Onlara tarihte bugünün ve geleceğin yanlış tarafını seçtiğini, halkımızın özgürlük, bağımsızlık ve geri dönüş gibi meşru haklarına ulaşmadığı sürece bölgede veya bölge dışında güvenlik ve istikrara kavuşamayacağını söylüyoruz. kibir, büyüklenme, ikiyüzlülüğün ve tarihin kimseye merhameti yoktur.
Tüm Arap ve İslam halklarını ve dünyanın özgür insanlarını, Filistin halkımıza ve kararlı Gazze'ye destek yönündeki tarihi duruşlarından dolayı selamlıyoruz.

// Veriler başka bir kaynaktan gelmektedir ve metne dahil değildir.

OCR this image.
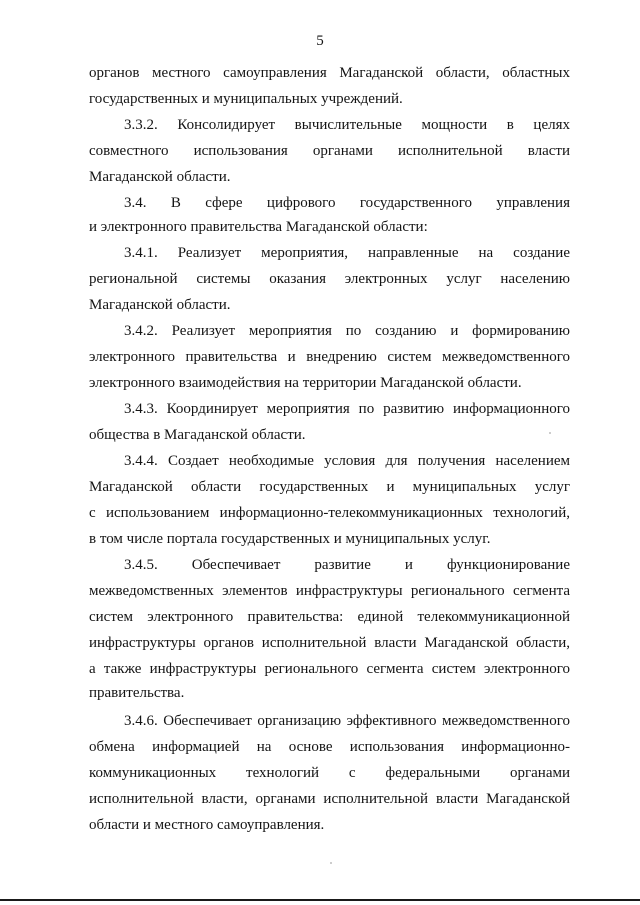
5
органов местного самоуправления Магаданской области, областных
государственных и муниципальных учреждений.
3.3.2. Консолидирует вычислительные мощности в целях
совместного использования органами исполнительной власти
Магаданской области.
3.4. В сфере цифрового государственного управления
и электронного правительства Магаданской области:
3.4.1. Реализует мероприятия, направленные на создание
региональной системы оказания электронных услуг населению
Магаданской области.
3.4.2. Реализует мероприятия по созданию и формированию
электронного правительства и внедрению систем межведомственного
электронного взаимодействия на территории Магаданской области.
3.4.3. Координирует мероприятия по развитию информационного
общества в Магаданской области.
3.4.4. Создает необходимые условия для получения населением
Магаданской области государственных и муниципальных услуг
с использованием информационно-телекоммуникационных технологий,
в том числе портала государственных и муниципальных услуг.
3.4.5. Обеспечивает развитие и функционирование
межведомственных элементов инфраструктуры регионального сегмента
систем электронного правительства: единой телекоммуникационной
инфраструктуры органов исполнительной власти Магаданской области,
а также инфраструктуры регионального сегмента систем электронного
правительства.
3.4.6. Обеспечивает организацию эффективного межведомственного
обмена информацией на основе использования информационно-
коммуникационных технологий с федеральными органами
исполнительной власти, органами исполнительной власти Магаданской
области и местного самоуправления.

Özellikle Lübnan, Irak, Suriye ve Yemen başta olmak üzere tüm destekleyici direniş cephelerini ileri ve ilan edilmiş konumlarından dolayı selamlıyoruz. Arap ve İslam halklarımıza ve dünyanın özgür halklarına, tüm gözlemcileri şaşkına çeviren, Filistin'in durumunu ve haklı davasını milyonların yüreğinde gösteren, sokaklarda gürleyen hareketlerini sürdürme çağrımızı yineliyoruz.
Özellikle Batı'daki karar vericilere, bu terörist Siyonist saldırganlığa destek pozisyonlarını geri çekmeleri için baskı yapmaya devam etmeliyiz.
Bugün Refah kapısı kısmen yeniden açılırken, geçişlerin filistin ve mısıra ait olması nedeniyle her iki yönde de kesintisiz olarak çalışmaya devam etmesi gerekliliğini vurguluyoruz.
Halkımıza ve İzzetli Gazze'ye kararlı direnişiniz size karşı işlediği suçlardan dolayı bu düşmandan büyük bedeller alacaklarını garanti ediyoruz.
Ayrıca, size ümmetin tüm halklarının, yalnızca topraklarımızın kurtuluşu, kutsallarımız ve muzaffer dönüşümüzle desteklenen şanlı bir zafer olacak olan bu şanlı savaşa katılmaya istekli olduklarını da temin ederiz. “Haksızlık edenler, neye nasıl dönüşeceklerini (başlarına nelerin geleceğini) yakında görecekler.” Şuara, 227
Şehitlere Allahtan rahmet, yaralılara acil şifalar dilerim. Kahramanlara tüm cephelerde savaşırken tüm selam, ihtiram ve izzet sizinle olsun. Saygı değer halkımızı izzetle selamlıyorum, Allah'ın selamı, rahmeti ve bereketi üzerinize olsun.